Erin utilizes Teaching for Transfer curricula in her teaching, which adds another level of
intentionality to her pedagogy. Erins goal as an instructor is to teach specific content guided by
key terms, facilitate reflection, and help students articulate their own theory of writing that they
will take with them as they encounter new writing situations in the future. The students in Erins
course spend the first time developing an understanding of a key term through several course and
outside texts collaboratively, teaching them how to synthesize material, define challenging terms,
and work together to compose a cohesive text. For the second assignment, Erins students write a
research paper that explores the various ways writing is used in their intended major, for which
students conduct primary research both observing and interviewing professionals in their field of
choice. Lastly, students remediate their researched paper and develop new genres that explain the
various ways writing is utilized in their intended major. The final reflection of the course is
composed in a genre of the students course and asks students to consider how their
understanding of writing through their integration of key terms comes together into an
individualized and cohesive theory of writing. Erins pedagogy emphasizes the writing process
and revision, as evidence by her choice to use ePortfolios as an assessment tool.

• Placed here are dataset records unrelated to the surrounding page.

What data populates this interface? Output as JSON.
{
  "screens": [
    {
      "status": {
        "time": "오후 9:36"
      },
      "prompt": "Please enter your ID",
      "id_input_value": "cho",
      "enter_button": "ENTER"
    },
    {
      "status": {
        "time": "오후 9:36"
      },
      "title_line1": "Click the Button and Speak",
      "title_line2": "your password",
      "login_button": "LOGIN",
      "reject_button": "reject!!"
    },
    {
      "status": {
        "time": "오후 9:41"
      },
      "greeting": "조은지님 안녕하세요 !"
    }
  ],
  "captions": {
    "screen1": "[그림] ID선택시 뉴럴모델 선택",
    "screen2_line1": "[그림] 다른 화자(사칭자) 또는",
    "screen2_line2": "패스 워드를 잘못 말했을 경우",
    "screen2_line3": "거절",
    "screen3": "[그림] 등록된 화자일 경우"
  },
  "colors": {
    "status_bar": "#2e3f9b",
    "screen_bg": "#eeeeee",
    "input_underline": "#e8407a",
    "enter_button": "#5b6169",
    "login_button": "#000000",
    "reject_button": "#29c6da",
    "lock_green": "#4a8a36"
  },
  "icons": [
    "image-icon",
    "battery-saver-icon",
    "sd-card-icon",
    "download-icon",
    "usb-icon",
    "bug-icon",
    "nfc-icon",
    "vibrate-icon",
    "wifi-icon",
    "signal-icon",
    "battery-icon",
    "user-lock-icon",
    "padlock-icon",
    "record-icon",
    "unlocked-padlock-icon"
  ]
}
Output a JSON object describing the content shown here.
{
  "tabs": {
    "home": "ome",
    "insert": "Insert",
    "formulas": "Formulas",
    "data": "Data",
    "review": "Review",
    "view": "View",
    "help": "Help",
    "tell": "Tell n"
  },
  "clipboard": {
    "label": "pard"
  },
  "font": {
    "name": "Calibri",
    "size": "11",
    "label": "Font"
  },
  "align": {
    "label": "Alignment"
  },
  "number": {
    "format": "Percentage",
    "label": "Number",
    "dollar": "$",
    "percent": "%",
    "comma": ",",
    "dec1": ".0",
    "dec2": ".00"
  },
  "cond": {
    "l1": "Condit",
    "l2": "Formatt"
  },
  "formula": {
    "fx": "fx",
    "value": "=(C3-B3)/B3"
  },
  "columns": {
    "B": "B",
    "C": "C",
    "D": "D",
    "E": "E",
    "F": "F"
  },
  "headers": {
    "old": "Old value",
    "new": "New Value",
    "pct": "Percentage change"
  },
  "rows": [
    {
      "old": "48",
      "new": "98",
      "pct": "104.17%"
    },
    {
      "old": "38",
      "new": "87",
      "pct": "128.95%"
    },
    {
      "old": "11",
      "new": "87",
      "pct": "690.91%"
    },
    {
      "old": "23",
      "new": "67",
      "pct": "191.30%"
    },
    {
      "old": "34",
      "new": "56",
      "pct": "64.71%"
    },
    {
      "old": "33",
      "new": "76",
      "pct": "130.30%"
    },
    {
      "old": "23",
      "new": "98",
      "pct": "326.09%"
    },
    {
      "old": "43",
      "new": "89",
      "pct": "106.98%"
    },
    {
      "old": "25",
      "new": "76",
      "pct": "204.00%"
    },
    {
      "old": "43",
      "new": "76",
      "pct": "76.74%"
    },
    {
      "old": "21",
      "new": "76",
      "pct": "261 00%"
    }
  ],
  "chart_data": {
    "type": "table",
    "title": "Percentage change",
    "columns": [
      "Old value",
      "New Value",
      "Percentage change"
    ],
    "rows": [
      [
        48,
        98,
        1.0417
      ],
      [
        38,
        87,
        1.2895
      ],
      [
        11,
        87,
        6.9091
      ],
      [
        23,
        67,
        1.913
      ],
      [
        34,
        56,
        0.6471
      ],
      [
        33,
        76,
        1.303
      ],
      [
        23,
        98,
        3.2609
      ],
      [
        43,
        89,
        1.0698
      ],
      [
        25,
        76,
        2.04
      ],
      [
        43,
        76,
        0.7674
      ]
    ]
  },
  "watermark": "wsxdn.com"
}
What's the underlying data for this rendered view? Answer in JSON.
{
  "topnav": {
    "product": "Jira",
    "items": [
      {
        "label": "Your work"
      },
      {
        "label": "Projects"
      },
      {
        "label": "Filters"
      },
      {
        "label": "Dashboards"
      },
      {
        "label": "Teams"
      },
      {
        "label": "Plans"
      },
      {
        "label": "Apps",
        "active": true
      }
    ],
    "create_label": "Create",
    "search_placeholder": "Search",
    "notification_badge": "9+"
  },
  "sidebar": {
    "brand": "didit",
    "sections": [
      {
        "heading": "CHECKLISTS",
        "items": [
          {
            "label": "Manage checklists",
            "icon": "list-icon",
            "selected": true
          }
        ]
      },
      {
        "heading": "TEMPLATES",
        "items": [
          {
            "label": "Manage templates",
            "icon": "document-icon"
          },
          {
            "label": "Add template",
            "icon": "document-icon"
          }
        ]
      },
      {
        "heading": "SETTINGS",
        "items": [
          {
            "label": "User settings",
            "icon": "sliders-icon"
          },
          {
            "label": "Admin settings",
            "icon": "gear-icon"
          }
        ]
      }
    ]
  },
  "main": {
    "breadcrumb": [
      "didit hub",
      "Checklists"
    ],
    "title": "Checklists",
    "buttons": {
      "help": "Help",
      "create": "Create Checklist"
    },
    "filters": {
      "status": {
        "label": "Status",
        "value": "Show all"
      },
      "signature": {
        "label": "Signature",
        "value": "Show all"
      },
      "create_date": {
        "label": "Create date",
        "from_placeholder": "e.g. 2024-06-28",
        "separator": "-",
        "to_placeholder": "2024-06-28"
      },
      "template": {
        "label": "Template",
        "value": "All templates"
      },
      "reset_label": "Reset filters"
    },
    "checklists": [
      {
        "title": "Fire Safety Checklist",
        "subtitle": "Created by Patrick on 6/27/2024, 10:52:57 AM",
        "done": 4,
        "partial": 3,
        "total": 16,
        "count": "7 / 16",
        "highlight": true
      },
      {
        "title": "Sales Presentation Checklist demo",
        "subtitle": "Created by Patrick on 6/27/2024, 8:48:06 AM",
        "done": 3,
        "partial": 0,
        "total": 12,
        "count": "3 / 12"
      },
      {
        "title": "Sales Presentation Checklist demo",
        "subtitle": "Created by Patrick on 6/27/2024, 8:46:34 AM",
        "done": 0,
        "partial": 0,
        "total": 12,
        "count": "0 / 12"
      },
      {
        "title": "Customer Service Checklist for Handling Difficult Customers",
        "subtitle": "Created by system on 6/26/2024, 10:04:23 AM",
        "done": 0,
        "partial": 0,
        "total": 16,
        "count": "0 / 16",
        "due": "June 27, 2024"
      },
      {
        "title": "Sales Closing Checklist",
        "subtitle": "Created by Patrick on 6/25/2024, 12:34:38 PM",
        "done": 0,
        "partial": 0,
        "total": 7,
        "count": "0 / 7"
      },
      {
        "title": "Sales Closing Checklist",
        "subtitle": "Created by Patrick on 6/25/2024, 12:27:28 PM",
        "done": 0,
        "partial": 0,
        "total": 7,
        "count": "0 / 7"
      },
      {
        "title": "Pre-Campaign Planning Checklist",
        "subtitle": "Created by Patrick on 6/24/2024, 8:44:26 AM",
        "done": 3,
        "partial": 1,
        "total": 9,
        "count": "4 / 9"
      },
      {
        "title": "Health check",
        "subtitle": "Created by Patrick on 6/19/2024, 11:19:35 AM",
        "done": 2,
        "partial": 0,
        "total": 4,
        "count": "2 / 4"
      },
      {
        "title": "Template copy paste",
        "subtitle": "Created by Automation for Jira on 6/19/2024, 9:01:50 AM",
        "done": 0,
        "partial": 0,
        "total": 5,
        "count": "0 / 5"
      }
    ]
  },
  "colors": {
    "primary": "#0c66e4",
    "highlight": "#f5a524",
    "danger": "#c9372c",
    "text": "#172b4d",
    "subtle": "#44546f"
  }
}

Erin is both a purposeful and intelligent instructor who is passionate about equipping
students with the skills to be successful participants in academic and professional environments
through their acquired composing knowledge. I have learned a great deal from Erins teaching,
and am consistently impressed with the level of intentionality and engaging assignments Erin
brings to her classroom. Erin is an exemplary example of an instructor who upholds the
principles and values of the Florida State University College Composition Program.